Le 9 novembre 2025, ATLAS et l’ATLF ont tenu leur traditionnelle table ronde professionnelle dans la chapelle du Méjan à Arles pendant les Assises de la traduction littéraire, autour du thème "S’organiser, maintenant". La préparation a été assurée conjointement par la présidence et la vice-présidence des deux associations sœurs.
Margot Nguyen Béraud assurait la modération pour le compte d’ATLAS. La tribune réunissait trois membres d’organisations d’artistes-auteurs : Pauline Tardieu-Collinet pour le collectif traducto-technocritique En Chair et en Os pour une traduction humaine, Emmanuel Simon pour le STAA – CNT-SO (Syndicat des travailleureuses artistes-auteurices) et Samuel Sfez pour l’ATLF.
Les intervenants et intervenantes ont d’abord présenté un tour d’horizon de l’état du monde de la culture en France. En premier lieu, la précarité des artistes auteurs et autrices, que tout le monde s’accorde à reconnaître, à commencer par les statistiques du Ministère de la Culture, comme l’a rappelé Emmanuel Simon. Côté traduction, l’enquête réalisée en avril 2025 par l’ATLF présente aussi un tableau peu reluisant, avec un revenu moyen des traducteurs et traductrices inférieur au Smic, et un écart persistant de la rémunération entre hommes et femmes. À cela s’ajoute le pillage des œuvres des traductrices et traducteurs par l’intelligence artificielle générative.
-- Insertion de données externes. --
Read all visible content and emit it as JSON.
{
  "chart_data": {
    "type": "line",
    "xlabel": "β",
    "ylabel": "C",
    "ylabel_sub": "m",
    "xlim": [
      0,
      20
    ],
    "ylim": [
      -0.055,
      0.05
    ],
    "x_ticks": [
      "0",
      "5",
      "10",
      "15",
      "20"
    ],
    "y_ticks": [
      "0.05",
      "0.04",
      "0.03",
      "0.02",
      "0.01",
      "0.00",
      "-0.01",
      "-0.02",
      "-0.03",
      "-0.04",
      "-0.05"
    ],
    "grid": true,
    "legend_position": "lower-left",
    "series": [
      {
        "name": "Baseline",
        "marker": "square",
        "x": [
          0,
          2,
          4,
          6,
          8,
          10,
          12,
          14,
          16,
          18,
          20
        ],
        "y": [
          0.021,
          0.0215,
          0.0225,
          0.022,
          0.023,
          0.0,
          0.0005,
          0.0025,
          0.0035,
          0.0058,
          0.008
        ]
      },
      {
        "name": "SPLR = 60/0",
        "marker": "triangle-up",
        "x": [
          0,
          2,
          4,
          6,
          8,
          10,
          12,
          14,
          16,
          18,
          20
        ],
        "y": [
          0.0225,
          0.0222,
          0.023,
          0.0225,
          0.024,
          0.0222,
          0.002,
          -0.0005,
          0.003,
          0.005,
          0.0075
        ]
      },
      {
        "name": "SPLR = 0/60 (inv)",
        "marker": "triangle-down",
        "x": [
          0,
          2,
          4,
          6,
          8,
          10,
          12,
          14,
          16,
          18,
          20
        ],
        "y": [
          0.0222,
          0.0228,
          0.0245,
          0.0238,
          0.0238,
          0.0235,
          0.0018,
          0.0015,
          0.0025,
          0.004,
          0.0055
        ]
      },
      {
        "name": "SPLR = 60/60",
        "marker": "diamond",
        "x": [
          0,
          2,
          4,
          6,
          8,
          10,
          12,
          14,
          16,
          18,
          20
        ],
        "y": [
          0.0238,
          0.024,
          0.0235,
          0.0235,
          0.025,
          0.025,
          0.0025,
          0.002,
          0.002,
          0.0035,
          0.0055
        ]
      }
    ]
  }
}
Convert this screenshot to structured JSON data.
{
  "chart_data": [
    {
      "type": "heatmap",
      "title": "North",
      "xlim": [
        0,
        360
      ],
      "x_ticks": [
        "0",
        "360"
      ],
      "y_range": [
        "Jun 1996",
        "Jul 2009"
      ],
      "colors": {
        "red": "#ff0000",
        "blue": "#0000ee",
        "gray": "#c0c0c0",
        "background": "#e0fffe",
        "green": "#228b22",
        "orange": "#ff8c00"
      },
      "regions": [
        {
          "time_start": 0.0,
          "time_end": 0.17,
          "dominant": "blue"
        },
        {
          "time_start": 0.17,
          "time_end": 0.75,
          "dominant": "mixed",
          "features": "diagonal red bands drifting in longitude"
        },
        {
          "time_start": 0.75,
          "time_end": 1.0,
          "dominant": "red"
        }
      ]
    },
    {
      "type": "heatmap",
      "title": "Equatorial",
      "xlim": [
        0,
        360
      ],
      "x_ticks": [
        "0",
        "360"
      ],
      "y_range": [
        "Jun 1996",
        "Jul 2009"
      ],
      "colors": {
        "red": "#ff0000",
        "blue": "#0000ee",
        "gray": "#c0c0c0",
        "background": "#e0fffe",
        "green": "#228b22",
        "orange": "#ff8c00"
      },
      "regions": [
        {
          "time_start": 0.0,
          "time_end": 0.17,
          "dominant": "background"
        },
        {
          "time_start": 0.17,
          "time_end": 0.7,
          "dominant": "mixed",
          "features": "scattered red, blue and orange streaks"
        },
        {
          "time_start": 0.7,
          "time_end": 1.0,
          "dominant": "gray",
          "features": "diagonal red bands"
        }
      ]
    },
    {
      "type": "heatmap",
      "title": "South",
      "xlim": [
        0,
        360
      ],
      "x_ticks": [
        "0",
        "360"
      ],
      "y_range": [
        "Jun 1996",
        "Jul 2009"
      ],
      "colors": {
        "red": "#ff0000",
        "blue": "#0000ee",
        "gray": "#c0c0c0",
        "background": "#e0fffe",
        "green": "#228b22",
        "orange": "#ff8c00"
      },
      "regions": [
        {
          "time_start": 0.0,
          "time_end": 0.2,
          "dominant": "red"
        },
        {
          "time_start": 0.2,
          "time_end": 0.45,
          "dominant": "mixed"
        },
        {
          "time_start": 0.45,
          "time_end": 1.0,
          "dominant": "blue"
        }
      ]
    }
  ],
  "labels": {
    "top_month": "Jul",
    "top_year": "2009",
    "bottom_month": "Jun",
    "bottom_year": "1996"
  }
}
Comme l’ont relevé les personnes présentes sur le plateau, ce constat est encore terni par les coupes budgétaires conséquentes et répétées dans le monde de la culture et des choix politiques qui dépossèdent les artistes auteurs et autrices de leur agentivité politique, par exemple dans la gestion de leur organe de sécurité sociale (2S2A). Les intervenants et intervenantes n’ont pas manqué d’évoquer le danger immédiat que représente la mainmise de l’extrême-droite sur les organes de presse et d’édition à travers l’empire Bolloré, dans le monde du spectacle avec Pierre-Édouard Stérin, et sur les entreprises technologiques en France et à l‘étranger (Pierre-Édouard Stérin en France, Elon Musk aux États-Unis notamment).
La deuxième partie de la table ronde s’est attachée à présenter les réponses possibles à cet état de fait, qui n’a rien d’immuable. Dans l’actualité la plus immédiate, la proposition de loi sur la continuité de revenus est un facteur d’espoir important pour toutes les professions artistiques.
La mobilisation physique, comme celle menée par les syndicats du spectacle à Aix-en-Provence contre les Nuits du bien commun de Pierre-Édouard Stérin ou par l’ATLF le 30 septembre à l’occasion de la St Jérôme, sont une réponse possible.
L’information, la connaissance et les formations pratiques permettent aux artistes auteurs et autrices de mieux s’outiller pour résister à ce qui réduit leur horizon : c’est par exemple l’objectif des formations d’ATLAS et de l’ATLF, de l’action de plaidoyer et des fiches-outil thématiques développées par En Chair et en os.
Le mot de la fin, partagé par toutes et tous, a été laissé à France Gall, qui nous invitait à résister pour exister.